#affidarsi

E il Verbo si fece carne,
e venne ad abitare in mezzo a noi...

Il Padre di tutti gli uomini si fa Figlio dell'Uomo, consegnandosi senza riserve.
Il Creatore si fa creatura, affidando definitivamente non solo Se stesso, ma tutto il creato all'umanità.

Annoto qui due aspetti, uno più evidente e l'altro appena meno.

Il primo é l'aspetto ecologista della vicenda: avendo ricevuto in custodia il prodotto di tutto lo sforzo creativo divino - e persino Dio stesso  - dovremmo moltiplicare in ogni tempo ed in ogni condizione gli sforzi per la tutela e la salvaguardia del creato.

L'altro é che Dio si mette completamente nelle mani dell'Uomo: ci affida tutto ciò che ha creato e persino il Suo Figlio unigenito.

Dio non tiene nulla da parte, non ha un piano B.
A chi, in tempi incerti come questi é capace di slanci altrettanto autentici, i miei auguri di buon Natale.

#risonanza

Nella prima di avvento ho scritto che non lascerai nessuno solo, fino alla fine dei tempi.

Nella seconda ho scritto che non solo non ci lasci soli, ma che la Tua é una presenza attiva, fertile e vivificante per chi la sperimenta.

Nella terza ho scritto che però, per trarre davvero vantaggio dalla Tua presenza, occorre cercare autenticamente il prossimo per camminare insieme.

Oggi mi annoto che quando si cammina insieme - e Tu in mezzo a noi - può succedere il miracolo della #risonanza.

Come la corda della chitarra che riproduce la stessa identica nota del diapason, o come i calici di un brindisi che si accordano per contatto alla stessa medesima vibrazione, così può succedere - per pura Grazia - anche ai cuori.

Appena Elisabetta ebbe udito il saluto di Maria, il bambino le sussultò nel grembo.
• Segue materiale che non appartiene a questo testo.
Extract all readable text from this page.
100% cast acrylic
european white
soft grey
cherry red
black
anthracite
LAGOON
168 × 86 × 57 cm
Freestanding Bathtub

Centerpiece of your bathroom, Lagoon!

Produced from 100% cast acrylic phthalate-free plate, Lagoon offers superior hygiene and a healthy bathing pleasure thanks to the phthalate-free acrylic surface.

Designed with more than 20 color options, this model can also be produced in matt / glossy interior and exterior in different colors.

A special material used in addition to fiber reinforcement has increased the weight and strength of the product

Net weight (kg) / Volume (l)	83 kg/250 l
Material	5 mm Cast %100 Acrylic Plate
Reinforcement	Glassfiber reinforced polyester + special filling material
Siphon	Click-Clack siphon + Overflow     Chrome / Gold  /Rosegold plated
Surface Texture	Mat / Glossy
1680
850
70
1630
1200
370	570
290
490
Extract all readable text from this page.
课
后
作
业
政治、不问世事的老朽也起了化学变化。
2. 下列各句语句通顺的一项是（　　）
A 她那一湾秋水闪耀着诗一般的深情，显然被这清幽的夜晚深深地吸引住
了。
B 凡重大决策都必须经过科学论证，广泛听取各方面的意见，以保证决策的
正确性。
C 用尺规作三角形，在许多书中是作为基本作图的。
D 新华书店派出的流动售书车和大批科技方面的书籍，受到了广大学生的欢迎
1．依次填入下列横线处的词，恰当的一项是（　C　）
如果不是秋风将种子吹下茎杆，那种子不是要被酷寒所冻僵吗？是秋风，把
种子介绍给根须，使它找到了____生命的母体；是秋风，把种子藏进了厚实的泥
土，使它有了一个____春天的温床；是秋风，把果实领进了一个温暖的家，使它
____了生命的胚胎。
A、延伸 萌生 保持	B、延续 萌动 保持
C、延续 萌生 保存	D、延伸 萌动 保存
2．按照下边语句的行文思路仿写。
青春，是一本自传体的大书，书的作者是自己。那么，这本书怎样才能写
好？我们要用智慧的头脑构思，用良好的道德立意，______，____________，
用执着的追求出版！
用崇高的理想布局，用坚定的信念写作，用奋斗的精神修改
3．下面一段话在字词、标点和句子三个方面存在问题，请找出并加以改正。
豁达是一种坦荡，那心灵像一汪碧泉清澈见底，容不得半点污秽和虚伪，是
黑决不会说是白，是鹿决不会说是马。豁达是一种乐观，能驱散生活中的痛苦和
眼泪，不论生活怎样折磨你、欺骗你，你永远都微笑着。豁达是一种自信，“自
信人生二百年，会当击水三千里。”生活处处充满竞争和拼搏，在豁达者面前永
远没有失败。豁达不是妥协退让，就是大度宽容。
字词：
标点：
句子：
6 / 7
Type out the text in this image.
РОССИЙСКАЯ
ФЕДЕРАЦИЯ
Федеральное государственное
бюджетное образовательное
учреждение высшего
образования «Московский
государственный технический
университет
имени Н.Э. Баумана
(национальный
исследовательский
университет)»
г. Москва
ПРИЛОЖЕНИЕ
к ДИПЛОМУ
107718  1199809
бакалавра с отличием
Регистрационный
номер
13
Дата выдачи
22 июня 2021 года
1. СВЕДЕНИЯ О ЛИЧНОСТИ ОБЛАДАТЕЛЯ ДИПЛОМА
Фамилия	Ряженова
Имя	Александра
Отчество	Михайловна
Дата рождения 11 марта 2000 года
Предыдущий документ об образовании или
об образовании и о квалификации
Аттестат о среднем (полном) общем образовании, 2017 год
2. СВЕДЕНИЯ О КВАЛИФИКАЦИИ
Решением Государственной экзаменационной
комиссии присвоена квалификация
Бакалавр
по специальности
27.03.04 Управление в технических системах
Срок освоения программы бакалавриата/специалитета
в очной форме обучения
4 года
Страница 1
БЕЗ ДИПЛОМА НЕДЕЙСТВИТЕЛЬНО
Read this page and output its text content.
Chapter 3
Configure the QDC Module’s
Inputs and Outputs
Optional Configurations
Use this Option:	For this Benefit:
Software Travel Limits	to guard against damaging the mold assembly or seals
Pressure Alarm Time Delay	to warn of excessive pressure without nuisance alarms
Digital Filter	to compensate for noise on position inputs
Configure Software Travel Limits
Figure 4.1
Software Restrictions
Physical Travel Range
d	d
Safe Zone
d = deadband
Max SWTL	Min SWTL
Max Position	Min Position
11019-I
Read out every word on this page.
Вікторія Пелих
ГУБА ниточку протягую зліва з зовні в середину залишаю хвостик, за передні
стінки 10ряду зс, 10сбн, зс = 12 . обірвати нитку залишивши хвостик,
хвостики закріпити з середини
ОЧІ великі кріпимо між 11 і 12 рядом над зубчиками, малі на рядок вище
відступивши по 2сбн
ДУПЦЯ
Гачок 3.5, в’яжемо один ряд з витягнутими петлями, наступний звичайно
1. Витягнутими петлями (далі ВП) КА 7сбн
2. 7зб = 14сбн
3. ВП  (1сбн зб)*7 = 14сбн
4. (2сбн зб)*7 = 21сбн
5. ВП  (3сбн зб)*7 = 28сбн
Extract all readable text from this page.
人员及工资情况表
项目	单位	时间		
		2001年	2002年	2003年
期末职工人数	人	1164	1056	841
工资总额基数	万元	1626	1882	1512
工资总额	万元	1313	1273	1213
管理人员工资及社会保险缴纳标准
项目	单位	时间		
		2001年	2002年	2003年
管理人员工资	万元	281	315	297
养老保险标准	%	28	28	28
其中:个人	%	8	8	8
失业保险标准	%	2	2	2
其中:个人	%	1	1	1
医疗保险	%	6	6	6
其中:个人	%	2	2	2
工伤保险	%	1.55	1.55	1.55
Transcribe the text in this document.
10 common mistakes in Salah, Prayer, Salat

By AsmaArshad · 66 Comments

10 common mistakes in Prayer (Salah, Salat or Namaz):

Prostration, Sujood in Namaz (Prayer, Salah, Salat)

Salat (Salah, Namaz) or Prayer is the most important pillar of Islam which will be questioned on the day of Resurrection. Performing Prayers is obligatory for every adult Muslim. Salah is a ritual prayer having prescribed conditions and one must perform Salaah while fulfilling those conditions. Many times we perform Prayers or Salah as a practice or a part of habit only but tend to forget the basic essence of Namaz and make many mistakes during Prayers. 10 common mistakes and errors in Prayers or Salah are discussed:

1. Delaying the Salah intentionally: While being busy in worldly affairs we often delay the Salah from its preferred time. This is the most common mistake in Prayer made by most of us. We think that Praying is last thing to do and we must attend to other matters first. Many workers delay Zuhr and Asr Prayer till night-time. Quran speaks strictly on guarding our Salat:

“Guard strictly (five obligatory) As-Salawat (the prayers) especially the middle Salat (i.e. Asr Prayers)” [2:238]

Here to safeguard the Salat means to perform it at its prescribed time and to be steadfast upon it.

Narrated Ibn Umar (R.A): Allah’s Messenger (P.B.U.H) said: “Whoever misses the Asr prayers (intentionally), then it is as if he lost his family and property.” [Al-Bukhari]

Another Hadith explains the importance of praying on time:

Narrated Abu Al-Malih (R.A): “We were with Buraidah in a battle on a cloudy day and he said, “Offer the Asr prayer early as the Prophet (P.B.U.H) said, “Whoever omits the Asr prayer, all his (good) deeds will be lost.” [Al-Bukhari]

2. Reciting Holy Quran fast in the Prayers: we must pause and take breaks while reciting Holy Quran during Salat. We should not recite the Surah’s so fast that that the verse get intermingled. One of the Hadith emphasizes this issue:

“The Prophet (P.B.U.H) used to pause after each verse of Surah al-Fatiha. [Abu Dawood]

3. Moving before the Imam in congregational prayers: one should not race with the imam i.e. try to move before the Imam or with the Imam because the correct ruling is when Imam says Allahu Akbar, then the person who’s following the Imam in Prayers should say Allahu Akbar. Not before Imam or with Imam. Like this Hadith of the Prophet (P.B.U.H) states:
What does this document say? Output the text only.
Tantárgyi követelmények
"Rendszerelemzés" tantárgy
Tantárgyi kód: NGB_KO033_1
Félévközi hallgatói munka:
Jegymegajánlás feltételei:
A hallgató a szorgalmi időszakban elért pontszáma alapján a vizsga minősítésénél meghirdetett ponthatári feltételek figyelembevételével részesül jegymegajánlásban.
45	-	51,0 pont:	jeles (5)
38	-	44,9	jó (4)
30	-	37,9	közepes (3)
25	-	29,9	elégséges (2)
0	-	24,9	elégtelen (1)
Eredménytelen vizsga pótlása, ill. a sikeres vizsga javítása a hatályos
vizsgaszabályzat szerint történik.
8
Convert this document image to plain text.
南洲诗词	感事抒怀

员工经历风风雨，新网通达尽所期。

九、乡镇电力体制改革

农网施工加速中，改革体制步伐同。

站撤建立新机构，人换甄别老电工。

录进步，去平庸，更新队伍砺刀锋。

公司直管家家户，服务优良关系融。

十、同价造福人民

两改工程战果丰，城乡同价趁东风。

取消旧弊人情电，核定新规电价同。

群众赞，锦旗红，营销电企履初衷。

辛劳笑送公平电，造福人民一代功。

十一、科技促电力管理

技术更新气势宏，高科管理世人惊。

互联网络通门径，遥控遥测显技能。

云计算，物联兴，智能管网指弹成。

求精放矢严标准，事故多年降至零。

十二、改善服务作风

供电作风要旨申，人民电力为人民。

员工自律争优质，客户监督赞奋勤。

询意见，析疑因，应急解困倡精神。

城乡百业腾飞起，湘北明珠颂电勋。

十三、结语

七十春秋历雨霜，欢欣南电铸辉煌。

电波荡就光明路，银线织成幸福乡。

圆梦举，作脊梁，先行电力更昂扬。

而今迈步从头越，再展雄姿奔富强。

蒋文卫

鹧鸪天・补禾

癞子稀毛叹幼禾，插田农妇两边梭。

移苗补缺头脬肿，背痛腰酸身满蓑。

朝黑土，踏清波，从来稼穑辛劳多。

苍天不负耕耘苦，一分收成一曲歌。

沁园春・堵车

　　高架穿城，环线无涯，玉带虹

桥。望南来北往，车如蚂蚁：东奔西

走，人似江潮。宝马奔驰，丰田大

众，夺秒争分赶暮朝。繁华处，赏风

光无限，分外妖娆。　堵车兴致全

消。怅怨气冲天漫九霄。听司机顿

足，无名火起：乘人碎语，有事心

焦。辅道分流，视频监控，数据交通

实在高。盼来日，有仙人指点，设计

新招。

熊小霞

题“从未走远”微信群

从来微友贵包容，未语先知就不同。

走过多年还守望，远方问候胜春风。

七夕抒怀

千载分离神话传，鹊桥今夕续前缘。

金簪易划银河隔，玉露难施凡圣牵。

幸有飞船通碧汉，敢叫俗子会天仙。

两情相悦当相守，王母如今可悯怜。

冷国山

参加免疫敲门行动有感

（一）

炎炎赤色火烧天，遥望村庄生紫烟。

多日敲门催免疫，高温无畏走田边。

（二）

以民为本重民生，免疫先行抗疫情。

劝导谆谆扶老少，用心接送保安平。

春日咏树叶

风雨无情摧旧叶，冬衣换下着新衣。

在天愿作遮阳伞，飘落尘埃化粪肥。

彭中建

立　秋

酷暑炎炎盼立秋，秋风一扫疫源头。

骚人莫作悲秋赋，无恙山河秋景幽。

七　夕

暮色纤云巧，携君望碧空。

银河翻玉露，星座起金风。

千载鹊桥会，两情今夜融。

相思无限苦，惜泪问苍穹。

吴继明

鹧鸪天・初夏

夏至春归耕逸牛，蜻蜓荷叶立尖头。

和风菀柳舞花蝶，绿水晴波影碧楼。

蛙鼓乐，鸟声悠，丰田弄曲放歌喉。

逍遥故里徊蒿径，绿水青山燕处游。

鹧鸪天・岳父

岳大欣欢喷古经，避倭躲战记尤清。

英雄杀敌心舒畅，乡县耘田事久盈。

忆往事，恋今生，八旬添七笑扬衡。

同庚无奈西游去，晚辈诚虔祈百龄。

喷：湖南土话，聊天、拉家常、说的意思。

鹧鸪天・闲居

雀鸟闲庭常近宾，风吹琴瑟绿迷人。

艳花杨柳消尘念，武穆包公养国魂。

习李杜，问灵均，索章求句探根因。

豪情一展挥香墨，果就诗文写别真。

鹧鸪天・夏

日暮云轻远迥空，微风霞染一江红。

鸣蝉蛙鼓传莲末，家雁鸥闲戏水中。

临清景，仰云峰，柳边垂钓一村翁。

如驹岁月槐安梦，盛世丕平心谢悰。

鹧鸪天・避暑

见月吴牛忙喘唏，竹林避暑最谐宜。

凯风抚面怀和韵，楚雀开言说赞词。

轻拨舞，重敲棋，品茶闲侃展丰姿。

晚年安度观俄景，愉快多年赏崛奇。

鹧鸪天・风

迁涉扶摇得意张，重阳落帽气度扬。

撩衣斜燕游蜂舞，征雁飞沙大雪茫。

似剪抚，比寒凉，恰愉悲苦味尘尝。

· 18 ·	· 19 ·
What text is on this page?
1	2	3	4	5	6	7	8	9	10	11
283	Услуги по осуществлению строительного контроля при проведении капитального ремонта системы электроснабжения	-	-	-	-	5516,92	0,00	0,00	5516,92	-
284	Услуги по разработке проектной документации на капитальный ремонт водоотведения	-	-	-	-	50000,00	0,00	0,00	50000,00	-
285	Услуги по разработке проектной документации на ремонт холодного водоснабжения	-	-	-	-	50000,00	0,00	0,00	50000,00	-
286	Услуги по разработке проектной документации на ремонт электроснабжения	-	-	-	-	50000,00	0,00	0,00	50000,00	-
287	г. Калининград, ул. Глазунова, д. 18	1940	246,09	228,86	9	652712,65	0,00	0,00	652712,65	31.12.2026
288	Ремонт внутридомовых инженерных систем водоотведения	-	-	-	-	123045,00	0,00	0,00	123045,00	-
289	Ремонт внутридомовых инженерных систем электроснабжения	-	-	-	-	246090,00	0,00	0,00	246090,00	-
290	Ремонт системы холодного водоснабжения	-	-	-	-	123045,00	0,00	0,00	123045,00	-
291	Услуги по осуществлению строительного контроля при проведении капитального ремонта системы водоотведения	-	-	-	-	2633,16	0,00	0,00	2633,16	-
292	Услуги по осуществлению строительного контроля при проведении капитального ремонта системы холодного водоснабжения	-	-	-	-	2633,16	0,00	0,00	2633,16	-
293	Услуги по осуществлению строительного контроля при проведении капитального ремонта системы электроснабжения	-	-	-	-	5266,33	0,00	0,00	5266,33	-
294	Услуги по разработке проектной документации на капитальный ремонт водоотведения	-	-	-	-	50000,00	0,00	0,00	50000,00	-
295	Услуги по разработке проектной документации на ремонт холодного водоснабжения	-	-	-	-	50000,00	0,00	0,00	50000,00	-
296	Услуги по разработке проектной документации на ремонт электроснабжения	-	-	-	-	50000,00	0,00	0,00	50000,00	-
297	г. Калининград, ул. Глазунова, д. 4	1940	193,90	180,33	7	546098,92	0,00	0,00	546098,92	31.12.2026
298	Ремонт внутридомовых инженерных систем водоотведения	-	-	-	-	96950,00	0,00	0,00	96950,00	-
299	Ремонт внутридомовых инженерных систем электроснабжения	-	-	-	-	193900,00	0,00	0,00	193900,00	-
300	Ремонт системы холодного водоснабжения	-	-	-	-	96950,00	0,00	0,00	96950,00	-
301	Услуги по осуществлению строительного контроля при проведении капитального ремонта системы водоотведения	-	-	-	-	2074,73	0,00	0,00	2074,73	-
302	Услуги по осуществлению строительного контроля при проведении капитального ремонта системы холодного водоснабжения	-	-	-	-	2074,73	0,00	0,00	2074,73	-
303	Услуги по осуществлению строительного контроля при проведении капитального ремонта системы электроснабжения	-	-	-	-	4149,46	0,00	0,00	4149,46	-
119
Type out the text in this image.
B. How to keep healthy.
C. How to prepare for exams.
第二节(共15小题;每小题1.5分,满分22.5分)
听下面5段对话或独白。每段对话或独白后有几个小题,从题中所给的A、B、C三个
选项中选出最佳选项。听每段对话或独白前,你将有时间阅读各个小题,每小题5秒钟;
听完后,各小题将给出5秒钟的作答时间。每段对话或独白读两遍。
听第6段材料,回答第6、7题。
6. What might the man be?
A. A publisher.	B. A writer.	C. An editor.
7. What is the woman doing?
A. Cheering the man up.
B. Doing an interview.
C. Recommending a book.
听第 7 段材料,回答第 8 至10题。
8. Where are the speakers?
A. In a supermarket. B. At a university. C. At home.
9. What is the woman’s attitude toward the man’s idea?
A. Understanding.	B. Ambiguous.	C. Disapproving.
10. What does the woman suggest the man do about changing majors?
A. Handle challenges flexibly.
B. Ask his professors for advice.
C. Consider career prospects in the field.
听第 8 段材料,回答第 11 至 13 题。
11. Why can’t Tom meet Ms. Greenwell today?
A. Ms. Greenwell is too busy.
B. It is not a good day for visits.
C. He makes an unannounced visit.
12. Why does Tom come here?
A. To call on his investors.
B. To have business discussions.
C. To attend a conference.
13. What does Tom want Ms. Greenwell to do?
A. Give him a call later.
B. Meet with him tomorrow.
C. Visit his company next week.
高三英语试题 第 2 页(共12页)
Beato chi sperimenta qui ed ora questa #risonanza celestiale.

#insieme

Tutta la predicazione del Battista ruota intorno ad un messaggio di parificazione:

Chi ha due tuniche, ne dia una a chi non ne ha; e chi ha da mangiare, faccia altrettanto
(...)
Non esigete nulla di più di quanto vi è stato fissato
(...)
Non maltrattate e non estorcete niente a nessuno, contentatevi delle vostre paghe

La discesa della Parola di Dio ha un prologo, una sorta di presupposto per evitare che la Sua venuta sia vana: occorre avvertire che non esiste salvezza individuale, ma piuttosto ci si salva tutti insieme, qui ed ora.
Per la porta del Regno si passa solo tenendosi per mano.

Se non si parte da questo assioma, si fraintende l'Incarnazione, riconducendoLa ad esercizio in favore del singolo, mentre è un evento che riguarda chiaramente tutta l'Umanità passata, presente e futura.

Per questo motivo Giovanni ci invita ad occuparci dell'altro, a rimuovere ogni inciampo, a consentire a tutti di partire dalla stessa linea.

"Siamo angeli con un'ala soltanto: possiamo volare soltanto restando abbracciati" ( Don Tonino Bello)

#scende

Nell'anno decimoquinto dell'impero di Tiberio Cesare (...) la Parola di Dio scese su Giovanni.

Scese, Luca sceglie questo verbo in maniera non casuale.

La Parola, la potenza creatrice di Dio come ho scritto altrove, non scende con l'austerità di una modella che sfila lungo una scalinata o con l'alterigia di un re che scende dal trono verso i sudditi.

La Parola scende come la manna nel deserto: scende con la densità della rugiada.
O, come racconta Isaia

Come infatti la pioggia e la neve
scendono dal cielo e non vi ritornano
senza avere irrigato la terra,
(...)così sarà della parola
uscita dalla mia bocca

La Parola non scende per giudicare né per farsi ammirare: piuttosto scende per sfamare e per fare germogliare.

Durante questo Avvento vorrei essere quel bambino col naso contro la finestra che vede - e percepisce - questo miracolo accadere: la Parola che scende torrenziale, battente come un acquazzone eppure lieve ed ovattata come la neve e la rugiada.